ネカフェ難民してたら鬼上司に拾われました
 まだ30代だという川岸は、働く女性をターゲットにしたセレクトショップ『セラーデ』を系列店を含めて5店舗も展開している、所謂やり手の経営者だ。元々は親が営んでいた昔ながらの洋品店を引き継いだ二代目らしいが、どの店舗も先代の店の面影は全くない。

 商店街の洋品店だった店を一代でここまで規模を大きくしただけあり、彼の仕事に対する意識はとてつもなく高い。数字に厳しく、店舗内では細かい指示も多い。
 背も高くて整った顔立ちだから、彼が店に来ると近隣の女性店員達からの遠巻きな視線を感じることがある。でも、正直言って、穂香は苦手だ。

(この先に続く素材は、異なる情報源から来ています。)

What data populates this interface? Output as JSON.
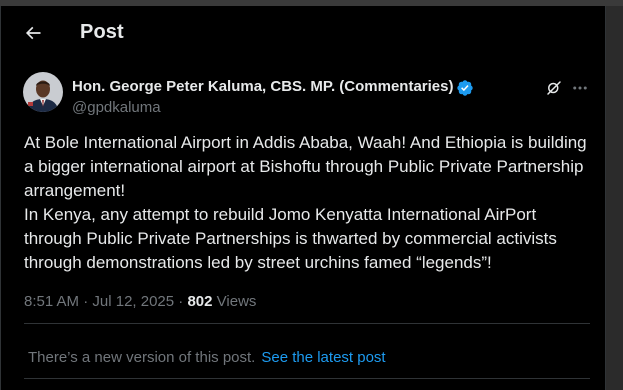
{
  "header": {
    "title": "Post",
    "back_icon": "arrow-left-icon"
  },
  "author": {
    "name": "Hon. George Peter Kaluma, CBS. MP. (Commentaries)",
    "handle": "@gpdkaluma",
    "verified_color": "#1d9bf0"
  },
  "post": {
    "text": "At Bole International Airport in Addis Ababa, Waah! And Ethiopia is building a bigger international airport at Bishoftu through Public Private Partnership arrangement!\nIn Kenya, any attempt to rebuild Jomo Kenyatta International AirPort through Public Private Partnerships is thwarted by commercial activists through demonstrations led by street urchins famed “legends”!",
    "time": "8:51 AM",
    "separator1": "·",
    "date": "Jul 12, 2025",
    "separator2": "·",
    "views_count": "802",
    "views_label": "Views"
  },
  "notice": {
    "text": "There’s a new version of this post.",
    "link": "See the latest post"
  },
  "colors": {
    "background": "#000000",
    "text": "#e7e9ea",
    "muted": "#71767b",
    "accent": "#1d9bf0",
    "border": "#2f3336"
  }
}
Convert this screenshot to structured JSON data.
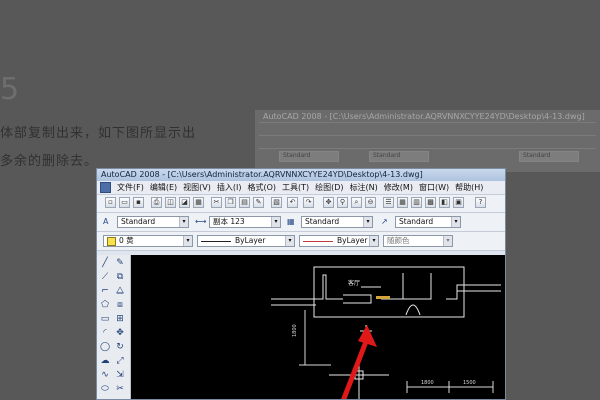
{
  "background": {
    "heading": "5",
    "lines": [
      "体部复制出来，如下图所显示出",
      "多余的删除去。"
    ]
  },
  "background_window": {
    "title": "AutoCAD 2008 - [C:\\Users\\Administrator.AQRVNNXCYYE24YD\\Desktop\\4-13.dwg]",
    "chips": [
      "Standard",
      "Standard",
      "Standard"
    ]
  },
  "window": {
    "title": "AutoCAD 2008 - [C:\\Users\\Administrator.AQRVNNXCYYE24YD\\Desktop\\4-13.dwg]"
  },
  "menu": [
    "文件(F)",
    "编辑(E)",
    "视图(V)",
    "插入(I)",
    "格式(O)",
    "工具(T)",
    "绘图(D)",
    "标注(N)",
    "修改(M)",
    "窗口(W)",
    "帮助(H)"
  ],
  "styles": {
    "text_style": "Standard",
    "dim_style": "副本 123",
    "table_style": "Standard",
    "mleader_style": "Standard"
  },
  "layers": {
    "current_layer": "0 黄",
    "linetype": "ByLayer",
    "lineweight": "ByLayer",
    "plot_style": "随颜色"
  },
  "drawing": {
    "label_a": "客厅",
    "dim_a": "1800",
    "dim_b": "1500"
  },
  "colors": {
    "arrow": "#e01818",
    "canvas": "#000000",
    "geometry": "#e8e8e8",
    "dimension": "#d8d8d8",
    "highlight": "#d6a43c"
  }
}
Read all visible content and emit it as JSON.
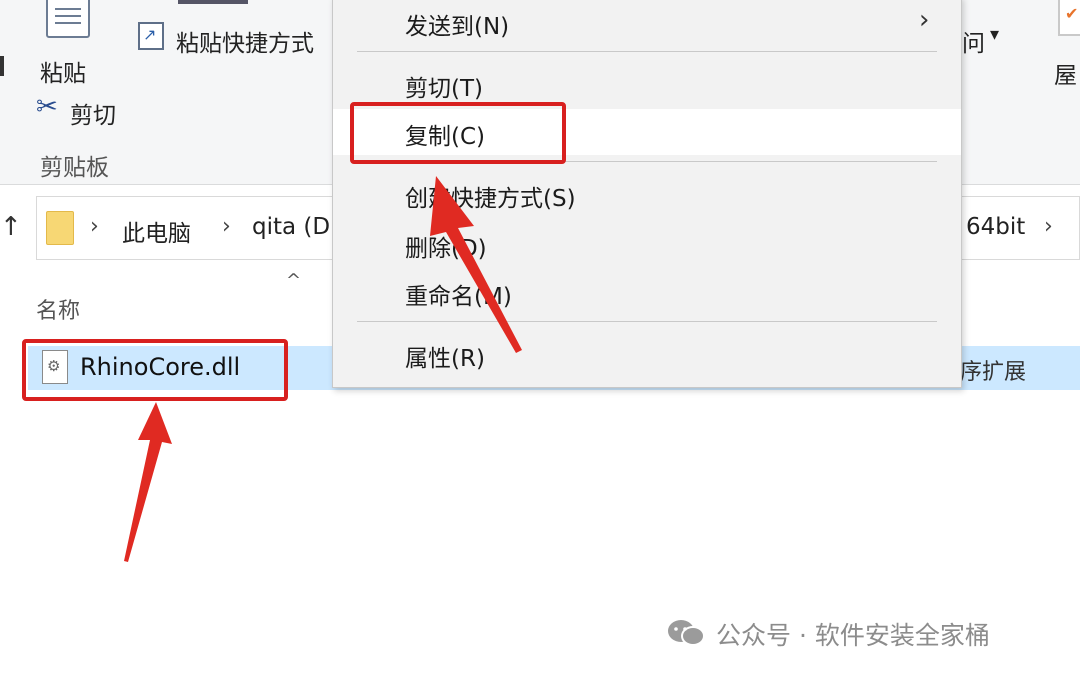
{
  "ribbon": {
    "paste_label": "粘贴",
    "paste_shortcut_label": "粘贴快捷方式",
    "cut_label": "剪切",
    "clipboard_group_label": "剪贴板",
    "access_label_partial": "问",
    "access_caret": "▾",
    "properties_label_partial": "屋"
  },
  "address_bar": {
    "up_arrow": "↑",
    "separator": "›",
    "segments": [
      "此电脑",
      "qita (D",
      "64bit"
    ]
  },
  "file_list": {
    "column_name": "名称",
    "sort_caret": "^",
    "files": [
      {
        "name": "RhinoCore.dll",
        "type_partial": "序扩展"
      }
    ]
  },
  "context_menu": {
    "submenu_arrow": "›",
    "items": [
      {
        "label": "发送到(N)"
      },
      {
        "label": "剪切(T)"
      },
      {
        "label": "复制(C)"
      },
      {
        "label": "创建快捷方式(S)"
      },
      {
        "label": "删除(D)"
      },
      {
        "label": "重命名(M)"
      },
      {
        "label": "属性(R)"
      }
    ]
  },
  "annotations": {
    "highlight_color": "#d8201f"
  },
  "watermark": {
    "text": "公众号 · 软件安装全家桶"
  }
}
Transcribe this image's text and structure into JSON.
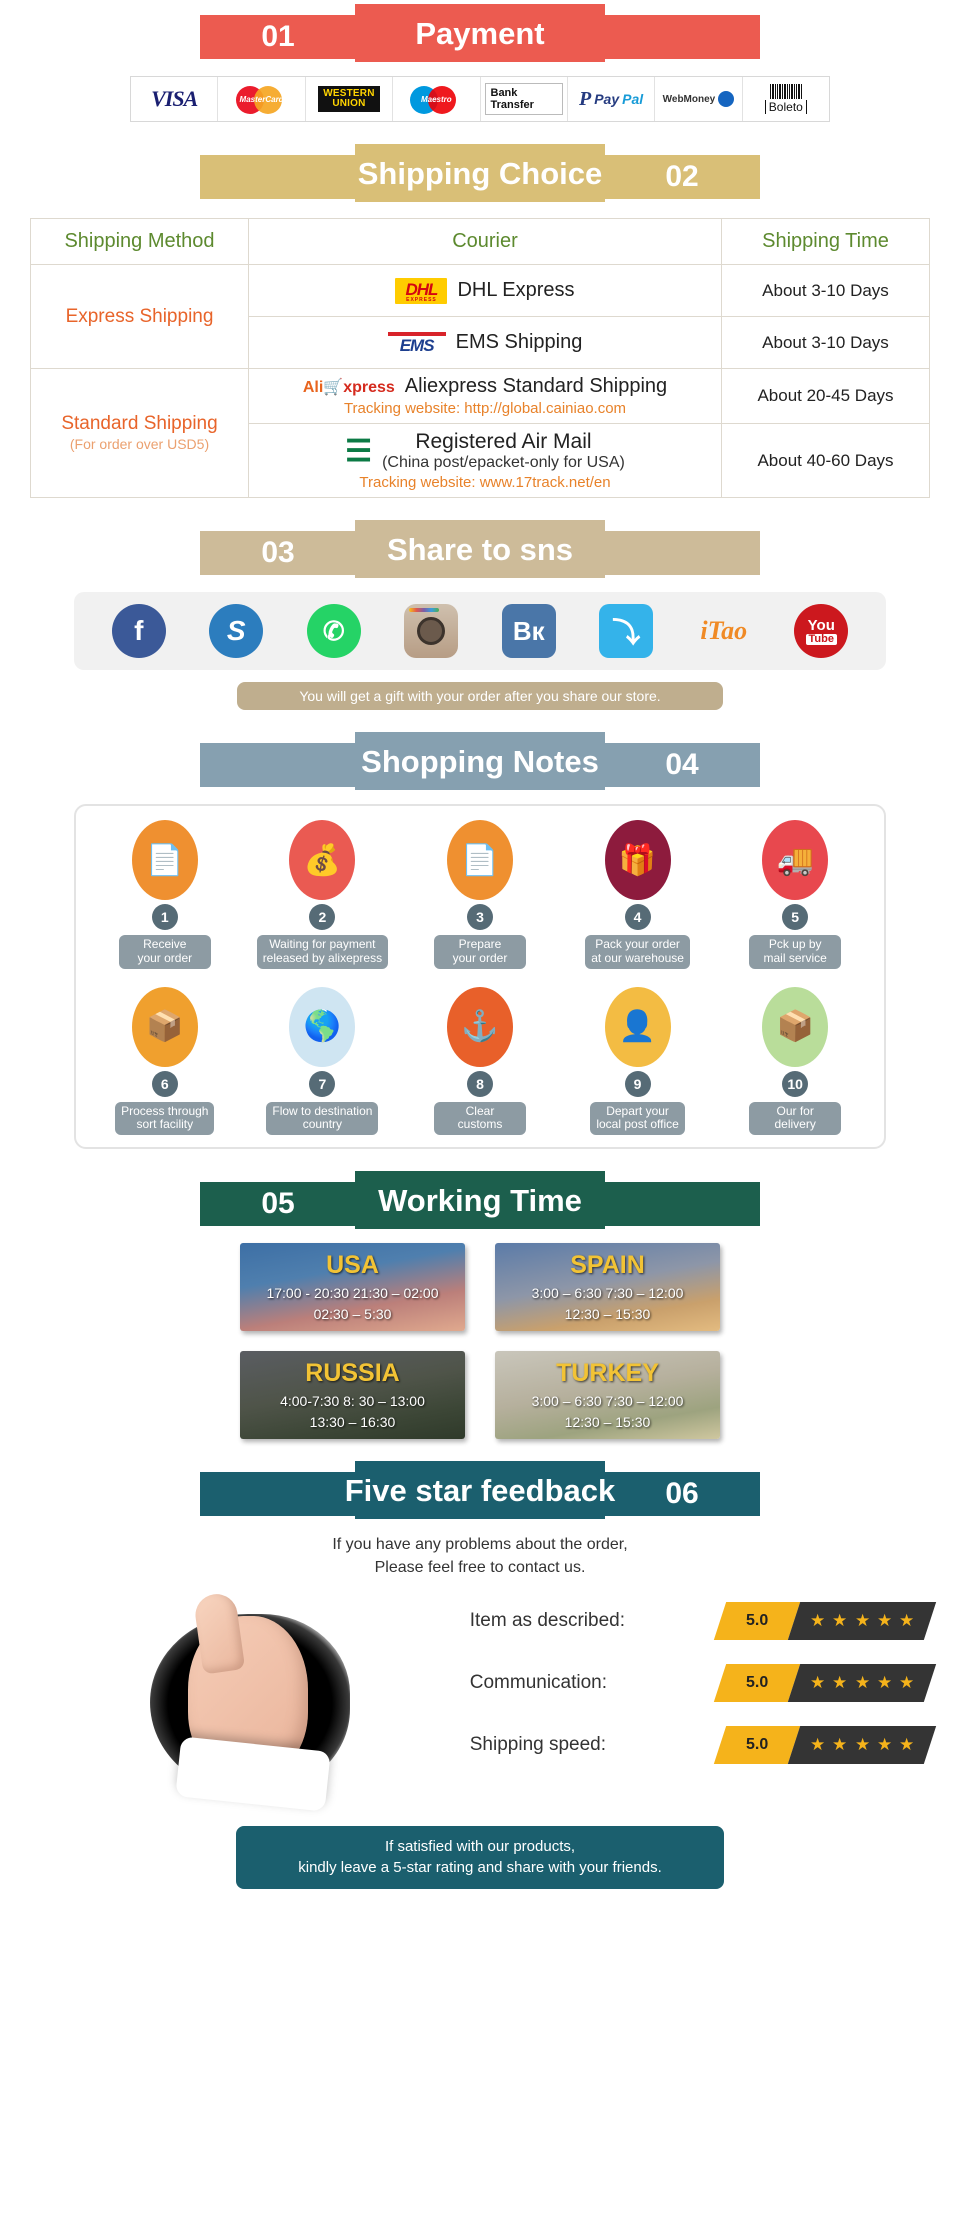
{
  "sections": {
    "payment": {
      "number": "01",
      "title": "Payment",
      "num_side": "left"
    },
    "shipping": {
      "number": "02",
      "title": "Shipping Choice",
      "num_side": "right"
    },
    "share": {
      "number": "03",
      "title": "Share to sns",
      "num_side": "left"
    },
    "notes": {
      "number": "04",
      "title": "Shopping Notes",
      "num_side": "right"
    },
    "working": {
      "number": "05",
      "title": "Working Time",
      "num_side": "left"
    },
    "feedback": {
      "number": "06",
      "title": "Five star feedback",
      "num_side": "right"
    }
  },
  "payment_methods": [
    {
      "name": "Visa",
      "label": "VISA"
    },
    {
      "name": "MasterCard",
      "label": "MasterCard"
    },
    {
      "name": "Western Union",
      "label": "WESTERN",
      "label2": "UNION"
    },
    {
      "name": "Maestro",
      "label": "Maestro"
    },
    {
      "name": "Bank Transfer",
      "label": "Bank Transfer"
    },
    {
      "name": "PayPal",
      "label": "PayPal",
      "mark": "P",
      "label_a": "Pay",
      "label_b": "Pal"
    },
    {
      "name": "WebMoney",
      "label": "WebMoney"
    },
    {
      "name": "Boleto",
      "label": "Boleto"
    }
  ],
  "shipping_table": {
    "headers": {
      "method": "Shipping Method",
      "courier": "Courier",
      "time": "Shipping Time"
    },
    "rows": [
      {
        "method": "Express Shipping",
        "method_sub": "",
        "courier": "DHL Express",
        "logo": "dhl-logo",
        "logo_text": "DHL",
        "logo_sub": "EXPRESS",
        "time": "About 3-10 Days"
      },
      {
        "method": "",
        "method_sub": "",
        "courier": "EMS Shipping",
        "logo": "ems-logo",
        "logo_text": "EMS",
        "time": "About 3-10 Days"
      },
      {
        "method": "Standard Shipping",
        "method_sub": "(For order over USD5)",
        "courier": "Aliexpress Standard Shipping",
        "logo": "aliexpress-logo",
        "logo_a": "Ali",
        "logo_b": "xpress",
        "tracking": "Tracking website: http://global.cainiao.com",
        "time": "About 20-45 Days"
      },
      {
        "method": "",
        "method_sub": "",
        "courier": "Registered Air Mail",
        "courier_sub": "(China post/epacket-only for USA)",
        "logo": "china-post-logo",
        "tracking": "Tracking website: www.17track.net/en",
        "time": "About 40-60 Days"
      }
    ]
  },
  "social": {
    "items": [
      {
        "name": "facebook",
        "glyph": "f"
      },
      {
        "name": "skype",
        "glyph": "S"
      },
      {
        "name": "whatsapp",
        "glyph": "✆"
      },
      {
        "name": "instagram",
        "glyph": ""
      },
      {
        "name": "vk",
        "glyph": "Вк"
      },
      {
        "name": "twitter",
        "glyph": "⤵"
      },
      {
        "name": "itao",
        "glyph": "iTao"
      },
      {
        "name": "youtube",
        "glyph": "You",
        "glyph2": "Tube"
      }
    ],
    "gift_note": "You will get a gift with your order after you share our store."
  },
  "shopping_notes": {
    "steps": [
      {
        "num": "1",
        "label": "Receive\nyour order",
        "icon": "document-icon",
        "color": "#ef9030"
      },
      {
        "num": "2",
        "label": "Waiting for payment\nreleased by alixepress",
        "icon": "money-bag-icon",
        "color": "#ea5a52"
      },
      {
        "num": "3",
        "label": "Prepare\nyour order",
        "icon": "document-icon",
        "color": "#ef9030"
      },
      {
        "num": "4",
        "label": "Pack your order\nat our warehouse",
        "icon": "gift-box-icon",
        "color": "#8d1b3d"
      },
      {
        "num": "5",
        "label": "Pck up by\nmail service",
        "icon": "mail-truck-icon",
        "color": "#e8484e"
      },
      {
        "num": "6",
        "label": "Process through\nsort facility",
        "icon": "hand-truck-icon",
        "color": "#f0a02e"
      },
      {
        "num": "7",
        "label": "Flow to destination\ncountry",
        "icon": "globe-icon",
        "color": "#cfe5f2"
      },
      {
        "num": "8",
        "label": "Clear\ncustoms",
        "icon": "anchor-icon",
        "color": "#e8602a"
      },
      {
        "num": "9",
        "label": "Depart your\nlocal post office",
        "icon": "postman-icon",
        "color": "#f3bc43"
      },
      {
        "num": "10",
        "label": "Our for\ndelivery",
        "icon": "parcel-icon",
        "color": "#b9dd9a"
      }
    ]
  },
  "working_time": {
    "cards": [
      {
        "country": "USA",
        "line1": "17:00  -  20:30   21:30  –  02:00",
        "line2": "02:30  –  5:30",
        "bg": "bg-usa"
      },
      {
        "country": "SPAIN",
        "line1": "3:00  –  6:30   7:30  –  12:00",
        "line2": "12:30  –  15:30",
        "bg": "bg-spain"
      },
      {
        "country": "RUSSIA",
        "line1": "4:00-7:30   8:  30  –  13:00",
        "line2": "13:30  –  16:30",
        "bg": "bg-russia"
      },
      {
        "country": "TURKEY",
        "line1": "3:00  –  6:30   7:30  –  12:00",
        "line2": "12:30  –  15:30",
        "bg": "bg-turkey"
      }
    ]
  },
  "feedback": {
    "intro_line1": "If you have any problems about the order,",
    "intro_line2": "Please feel free to contact us.",
    "ratings": [
      {
        "label": "Item as described:",
        "score": "5.0",
        "stars": 5
      },
      {
        "label": "Communication:",
        "score": "5.0",
        "stars": 5
      },
      {
        "label": "Shipping speed:",
        "score": "5.0",
        "stars": 5
      }
    ],
    "final_line1": "If satisfied with our products,",
    "final_line2": "kindly leave a 5-star rating and share with your friends."
  },
  "colors": {
    "payment_red": "#ec5b50",
    "shipping_gold": "#d9bf77",
    "share_tan": "#cdbb99",
    "notes_slate": "#86a0b0",
    "working_green": "#1c5f4d",
    "feedback_teal": "#1b5f6e",
    "star_yellow": "#f5b31b",
    "accent_orange": "#e8642a",
    "header_green": "#5d8a2f"
  }
}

 自分用のロッカーにバッグを突っ込みながら、スーツケースを駅前のコインロッカーに預けて来たことに安堵する。大荷物を持って出勤していたら、オーナーから何を言われるか分かったものじゃない。

「……田村さん、ちょっといいかな?」

 まだ何の失態もしていないつもりなのに、オーナーから名前を呼ばれて穂香がビクつく。急いでネームプレートを胸元に付けると、穂香は川岸の方を振り返る。

「は、はい。何でしょう?」
「右のヒール、ちょっと汚れてるね」
「?! すみませんっ、すぐ拭いてきます!」

 知らない内に泥でも跳ねたのか、パンプスのヒールが少し汚れているのを指摘されてしまった。ショップ店員は動くマネキンだ。制服として店の取り扱い商品を社割で安く購入したのを着るのが原則で、穂香達のコーディネートを参考にしてくれる客も少なくない。だから、彼の指摘は上司としては当然のことで、セクハラでも何でもない。

 ――やばっ。朝から怖すぎるんだけど……。

 他にも何を注意されるかと、穂香はオーナーの眼から逃げるようストックルームを出て、ショッピングモール内のトイレへと走った。穂香がヒールの汚れを落とし終えて戻って来た時は、チーフである弥生がオーナー直々に指示を受けているところだった。

「ここの在庫数だと、ストックは全出しでもいい。カットソーは島什器だけじゃなく、アウターと合わせて壁面でも展開して、どちらからも手に取って貰えるように。あと、陳列に規則性が無いね。量を出していこうと思ったら全体に統一感が無ければ、ただごちゃつくだけだから――」

 頷きながらメモを取る弥生の表情は真剣だ。洋服が好きでいずれはバイヤーになりたいと言っているだけあり、何となく働いているだけの穂香とは志の高さが違うのだ。
 二人の横を通り過ぎようとして、川岸がまた穂香のことを呼び止めてくる。

「あ、田村さん。そこの棚下、かなり埃が溜まってるみたいだから拭いてくれるかな」
「は、はいっ」

 オーナーが居ると全く気が抜けないと、穂香はモップを取りにストックルームへ駆け込みながら、ハァと小さく溜め息を吐いた。